Between 30 and 40 elk will be relocated sometime this month as the PA Game Commission begins the second phase of its three-year elk trap and transfer program. The elk will again be taken to a holding pen on the Sproul State Forest in western Clinton County. It is hoped this program will expand the elk range 800 square miles. The trap and transfer of elk helps limit elk conflicts with landowners as well as prevents the deterioration of habitat.
Last year, ten of the 11 cows relocated at Sproul State Forest produced young. One cow was killed by a train and another lost her calf.
Pennsylvania’s elk are showing remarkable growth. In fact, by the year 2000 there should be 500 elk within the state’s borders. At the turn of last century, there were none. This year’s aerial survey revealed an estimated 480 elk. The elk population has been growing steadily since the late ‘80s. More deterrent fencing in farming areas combined with habitat improvement projects on public lands have caused the herd to increase. The largest increase has been with cows, though calves have also showed a substantial increase.

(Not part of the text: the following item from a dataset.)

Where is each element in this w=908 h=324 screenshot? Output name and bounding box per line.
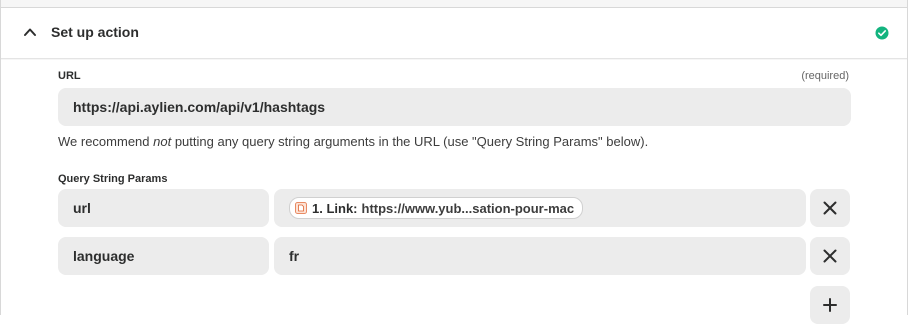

Along with increased numbers of elk are elk mortality, which totaled 27 this past year; up from 21 in 1997. These include four elk killed in highway collisions, two killed accidentally, two dead from brain worm infestation, two shot for crop damage, three killed illegally, three struck by trains, one dead for unknown reasons, and seven of unknown status.
All the elk found today in Pennsylvania are descendants of 24 released in Cameron County in 1915, and ten released in Elk County from 1924-1926. Plus, a total of 177 elk were purchased from Yellowstone National Park and released in seven counties from 1913-1926.